On 07/12/2014 05:16 AM, Jeff Davis wrote:
I was able to see about a 2% increase in runtime when using the
similar_escape function directly. I made a 10M tuple table and did:

     explain analyze
       select
similar_escape('ΣΣΣΣΣΣΣΣΣΣΣΣΣΣΣΣΣΣΣΣΣΣΣΣΣΣΣΣΣΣΣΣΣΣΣΣΣΣΣΣΣΣΣΣΣΣΣΣΣΣΣΣΣΣΣΣΣΣΣΣΣΣΣΣ','#')
 from t;

which was the worst reasonable case I could think of. (It appears that
selecting from a table is faster than from generate_series. I'm curious
what you use when testing the performance of an individual function at
the SQL level.)

A large table like that is what I usually do. A large generate_series() spends a lot of time building the tuplestore, especially if it doesn't fit in work_mem and spills to disk.
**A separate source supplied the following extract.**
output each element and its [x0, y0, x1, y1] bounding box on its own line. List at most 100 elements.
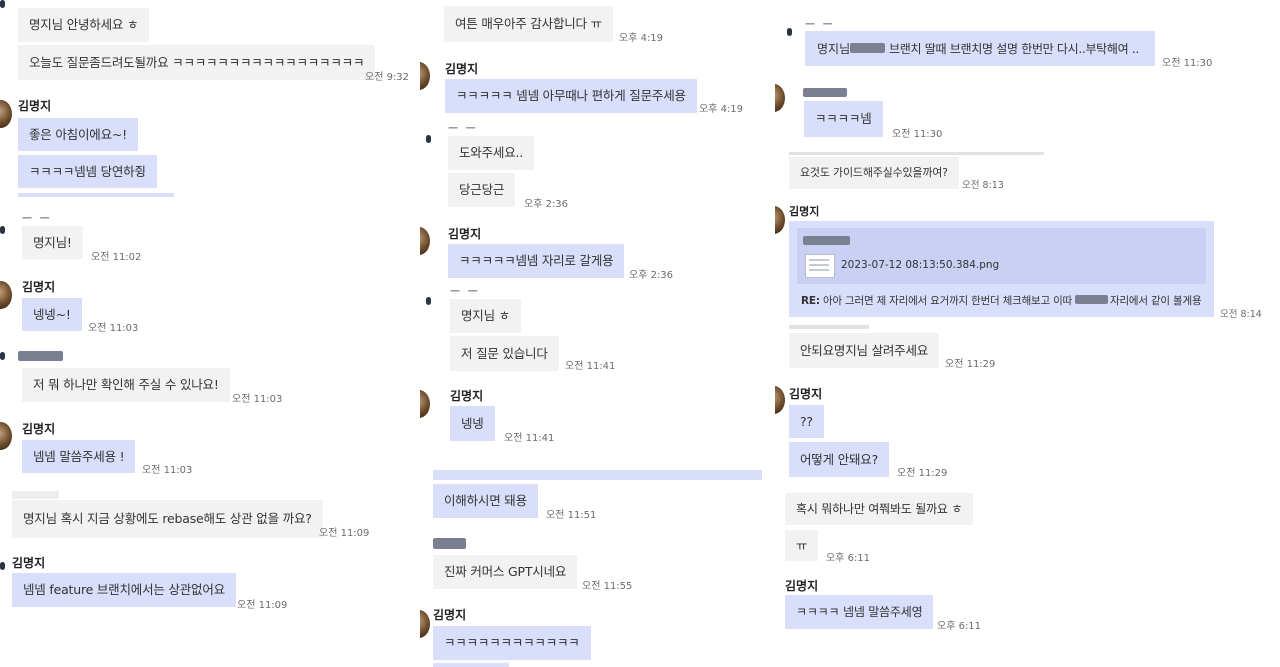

Sometimes I use this to avoid it:

explain analyze
      select
similar_escape('ΣΣΣΣΣΣΣΣΣΣΣΣΣΣΣΣΣΣΣΣΣΣΣΣΣΣΣΣΣΣΣΣΣΣΣΣΣΣΣΣΣΣΣΣΣΣΣΣΣΣΣΣΣΣΣΣΣΣΣΣΣΣΣΣ','#') from generate_series(1, 10000) a, generate_series(1,1000);

although in my experience it still has somewhat more overhead than a straight seqscan because.